Agora, sim, é hora de ir para a literatura. Se for antes, vai ser domesticada por ela. Indo agora, dialogará.
Quando li o Sl 53 para, pela primeira vez, fazer uma exegese séria dele, sem que eu tivesse a mínima ideia, eu percebi que os benê 'Adam - que as versões cometem a atrocidade de traduzir como "filhos dos homens" (mas é ou filhos do homem ou filhos de Adão, jamais dos homens) - não podiam ser os pobres: eles eram os opressores do povo de Deus, eram os donos da cidade. Tinha de ser a liderança.

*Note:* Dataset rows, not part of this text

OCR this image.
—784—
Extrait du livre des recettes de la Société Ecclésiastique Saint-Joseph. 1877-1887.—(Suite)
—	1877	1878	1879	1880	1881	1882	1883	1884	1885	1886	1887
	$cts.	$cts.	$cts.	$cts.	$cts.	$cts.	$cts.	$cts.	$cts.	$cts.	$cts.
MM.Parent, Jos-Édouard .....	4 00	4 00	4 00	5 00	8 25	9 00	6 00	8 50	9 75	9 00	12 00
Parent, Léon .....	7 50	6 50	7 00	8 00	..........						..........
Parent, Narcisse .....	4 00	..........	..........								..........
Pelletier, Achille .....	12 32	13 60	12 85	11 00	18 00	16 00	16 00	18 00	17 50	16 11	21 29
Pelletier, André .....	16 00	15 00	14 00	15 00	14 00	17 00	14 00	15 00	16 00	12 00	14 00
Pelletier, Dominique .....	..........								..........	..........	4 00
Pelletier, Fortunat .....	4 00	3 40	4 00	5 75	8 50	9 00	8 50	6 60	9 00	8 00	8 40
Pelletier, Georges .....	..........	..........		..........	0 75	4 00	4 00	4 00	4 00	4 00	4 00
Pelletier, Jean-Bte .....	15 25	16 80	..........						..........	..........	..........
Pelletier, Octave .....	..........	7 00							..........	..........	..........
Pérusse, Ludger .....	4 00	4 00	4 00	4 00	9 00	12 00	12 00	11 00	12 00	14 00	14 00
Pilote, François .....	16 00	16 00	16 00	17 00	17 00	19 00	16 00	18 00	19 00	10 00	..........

Quando fui à literatura, sem exceção, todos diziam que eram os pobres. Aqui, eu podia ter parado. Mas eu conhecia o terreno - dizem que aquela árvore é um carvalho, é não é, é ipê, eu sabia - eu vi.
Fui, então, à Bíblia e traduzi todas as ocorrências: não tenho a menor dúvida de que benê 'Adam seja o conjunto político da liderança da cidade, e cujo cabeça é o rei. Em seis passagens bíblicas isso é indiscutível.
Essa é apenas uma amostra de como não se pode tomar o que a literatura diz e ir com isso para os textos - você repetirá o processo de ouvir autoridades. Você tem de ir ao texto, tomar conta dele, fazer o reconhecimento, tornar-se íntimo dele e, só depois, ir para a literatura.